Protein transfection efficiencies across different cell lines: Xfect Protein Transfection Reagent vs. the leading competitor, Product C. Panel A. Xfect Protein Transfection Reagent yields higher transfection efficiencies than Product C across a broad range of mammalian cells, including a number of rodent and human cell lines, hard-to-transfect human suspension cells, and mouse embryonic stem cells. The cells were transfected with 4 μg of recombinant fluorescent protein (either rAcGFP1 or rDsRed-Express) using Xfect Protein Transfection Reagent or Product C according to the manufacturers' recommended protocol. Transfection efficiency was assessed by flow cytometry one-hour post-transfection. Panel B. HeLa transfected with 5 μg of rAcGFP1 using Product C or Xfect Protein Transfection Reagent.

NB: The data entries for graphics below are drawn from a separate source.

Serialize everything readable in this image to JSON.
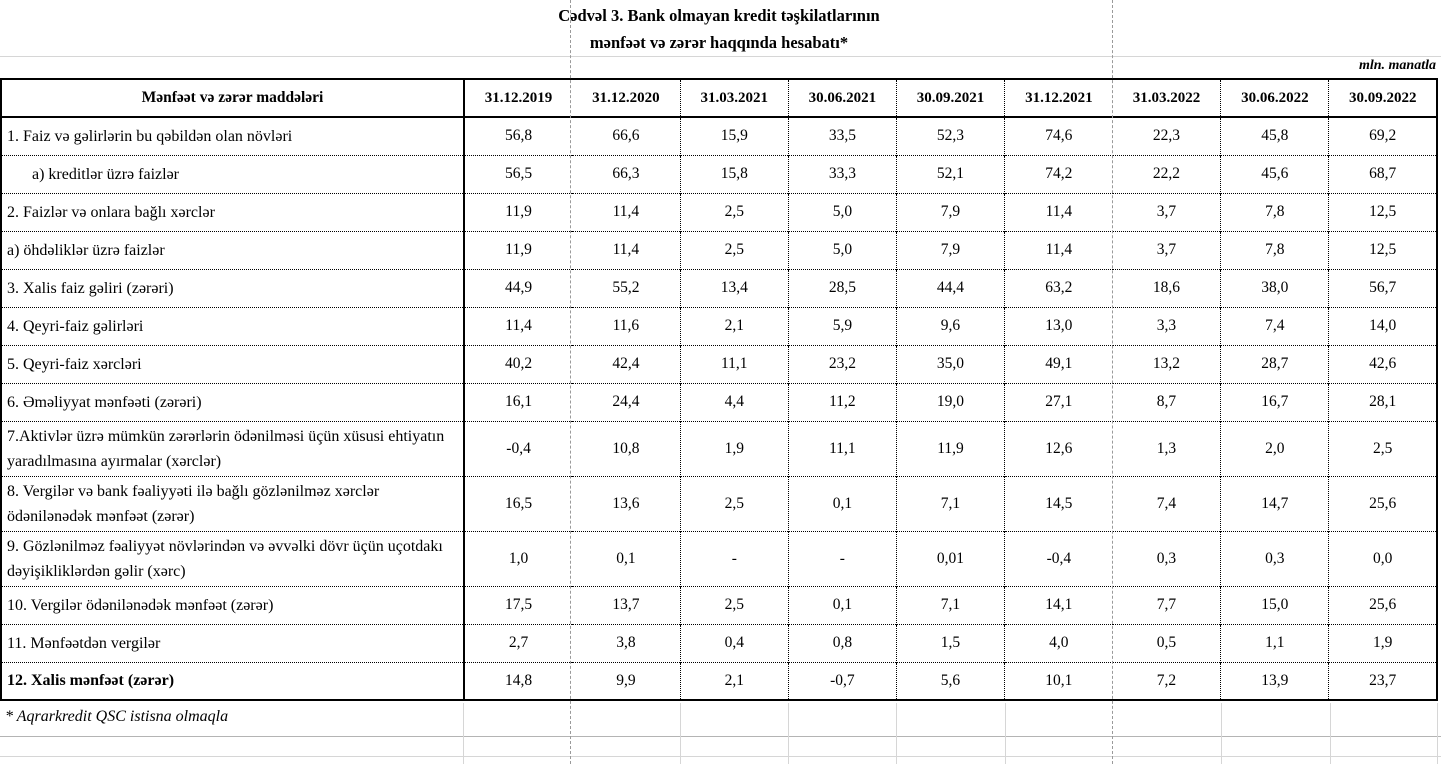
{
  "page": {
    "title_line1": "Cədvəl 3. Bank olmayan kredit təşkilatlarının",
    "title_line2": "mənfəət və zərər haqqında hesabatı*",
    "unit_label": "mln. manatla",
    "footnote": "* Aqrarkredit QSC istisna olmaqla"
  },
  "colors": {
    "border": "#000000",
    "page_break_dash": "#9a9a9a",
    "gridline": "#d6d6d6"
  },
  "table": {
    "header_label": "Mənfəət və zərər maddələri",
    "columns": [
      "31.12.2019",
      "31.12.2020",
      "31.03.2021",
      "30.06.2021",
      "30.09.2021",
      "31.12.2021",
      "31.03.2022",
      "30.06.2022",
      "30.09.2022"
    ],
    "rows": [
      {
        "label": "1. Faiz və gəlirlərin bu qəbildən olan növləri",
        "indent": false,
        "bold": false,
        "tall": false,
        "values": [
          "56,8",
          "66,6",
          "15,9",
          "33,5",
          "52,3",
          "74,6",
          "22,3",
          "45,8",
          "69,2"
        ]
      },
      {
        "label": "a) kreditlər üzrə faizlər",
        "indent": true,
        "bold": false,
        "tall": false,
        "values": [
          "56,5",
          "66,3",
          "15,8",
          "33,3",
          "52,1",
          "74,2",
          "22,2",
          "45,6",
          "68,7"
        ]
      },
      {
        "label": "2. Faizlər və onlara bağlı xərclər",
        "indent": false,
        "bold": false,
        "tall": false,
        "values": [
          "11,9",
          "11,4",
          "2,5",
          "5,0",
          "7,9",
          "11,4",
          "3,7",
          "7,8",
          "12,5"
        ]
      },
      {
        "label": "a) öhdəliklər üzrə faizlər",
        "indent": false,
        "bold": false,
        "tall": false,
        "values": [
          "11,9",
          "11,4",
          "2,5",
          "5,0",
          "7,9",
          "11,4",
          "3,7",
          "7,8",
          "12,5"
        ]
      },
      {
        "label": "3. Xalis faiz gəliri (zərəri)",
        "indent": false,
        "bold": false,
        "tall": false,
        "values": [
          "44,9",
          "55,2",
          "13,4",
          "28,5",
          "44,4",
          "63,2",
          "18,6",
          "38,0",
          "56,7"
        ]
      },
      {
        "label": "4. Qeyri-faiz gəlirləri",
        "indent": false,
        "bold": false,
        "tall": false,
        "values": [
          "11,4",
          "11,6",
          "2,1",
          "5,9",
          "9,6",
          "13,0",
          "3,3",
          "7,4",
          "14,0"
        ]
      },
      {
        "label": "5. Qeyri-faiz xərcləri",
        "indent": false,
        "bold": false,
        "tall": false,
        "values": [
          "40,2",
          "42,4",
          "11,1",
          "23,2",
          "35,0",
          "49,1",
          "13,2",
          "28,7",
          "42,6"
        ]
      },
      {
        "label": "6. Əməliyyat mənfəəti (zərəri)",
        "indent": false,
        "bold": false,
        "tall": false,
        "values": [
          "16,1",
          "24,4",
          "4,4",
          "11,2",
          "19,0",
          "27,1",
          "8,7",
          "16,7",
          "28,1"
        ]
      },
      {
        "label": "7.Aktivlər üzrə mümkün zərərlərin ödənilməsi üçün xüsusi ehtiyatın yaradılmasına ayırmalar (xərclər)",
        "indent": false,
        "bold": false,
        "tall": true,
        "values": [
          "-0,4",
          "10,8",
          "1,9",
          "11,1",
          "11,9",
          "12,6",
          "1,3",
          "2,0",
          "2,5"
        ]
      },
      {
        "label": "8. Vergilər və bank fəaliyyəti ilə bağlı gözlənilməz xərclər ödənilənədək mənfəət (zərər)",
        "indent": false,
        "bold": false,
        "tall": true,
        "values": [
          "16,5",
          "13,6",
          "2,5",
          "0,1",
          "7,1",
          "14,5",
          "7,4",
          "14,7",
          "25,6"
        ]
      },
      {
        "label": "9. Gözlənilməz fəaliyyət növlərindən və əvvəlki dövr üçün uçotdakı dəyişikliklərdən gəlir (xərc)",
        "indent": false,
        "bold": false,
        "tall": true,
        "values": [
          "1,0",
          "0,1",
          "-",
          "-",
          "0,01",
          "-0,4",
          "0,3",
          "0,3",
          "0,0"
        ]
      },
      {
        "label": "10. Vergilər ödənilənədək mənfəət (zərər)",
        "indent": false,
        "bold": false,
        "tall": false,
        "values": [
          "17,5",
          "13,7",
          "2,5",
          "0,1",
          "7,1",
          "14,1",
          "7,7",
          "15,0",
          "25,6"
        ]
      },
      {
        "label": "11. Mənfəətdən vergilər",
        "indent": false,
        "bold": false,
        "tall": false,
        "values": [
          "2,7",
          "3,8",
          "0,4",
          "0,8",
          "1,5",
          "4,0",
          "0,5",
          "1,1",
          "1,9"
        ]
      },
      {
        "label": "12. Xalis mənfəət (zərər)",
        "indent": false,
        "bold": true,
        "tall": false,
        "values": [
          "14,8",
          "9,9",
          "2,1",
          "-0,7",
          "5,6",
          "10,1",
          "7,2",
          "13,9",
          "23,7"
        ]
      }
    ]
  }
}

Target cell choices are not limited. We have successfully transfected a variety of mammalian cell types (human and rodent) with high efficiency, including hard-to-transfect human suspension cell lines (Jurkat, HL-60), which were transfected with close to 100% efficiency. Mouse ES cells (E14TG2A) were transfected at an amazing 87% efficiency when using Xfect Protein Transfection Reagent despite the fact that they cannot be transfected using Product C from a leading competitor (see "What is the transfection efficiency of Xfect Protein Transfection Reagent?" above for more details)

Xfect Transfection Reagent yields extremely high transfection efficiencies even in difficult-to-transfect human suspension cell lines such as HL-60 or Jurkat.

Since every protein has unique physicochemical characteristics, it is unlikely that any protein transfection reagent will transfect all proteins. However, Xfect Protein Transfection Reagent has been used successfully to transfect numerous proteins with a wide range of molecular weights and physicochemical characteristics. Proteins we have successfully transfected include ß-galactosidase, fluorescent proteins such as rAcGFP1 and rDsRed-Express, anti-alpha tubulin antibody, caspase-3, and R-phycoerythrin. R-phycoerythrin is a very large protein (~240 kDa). Optimizing the ratio of reagent to protein will allow you to determine the appropriate conditions for delivery of your protein of interest.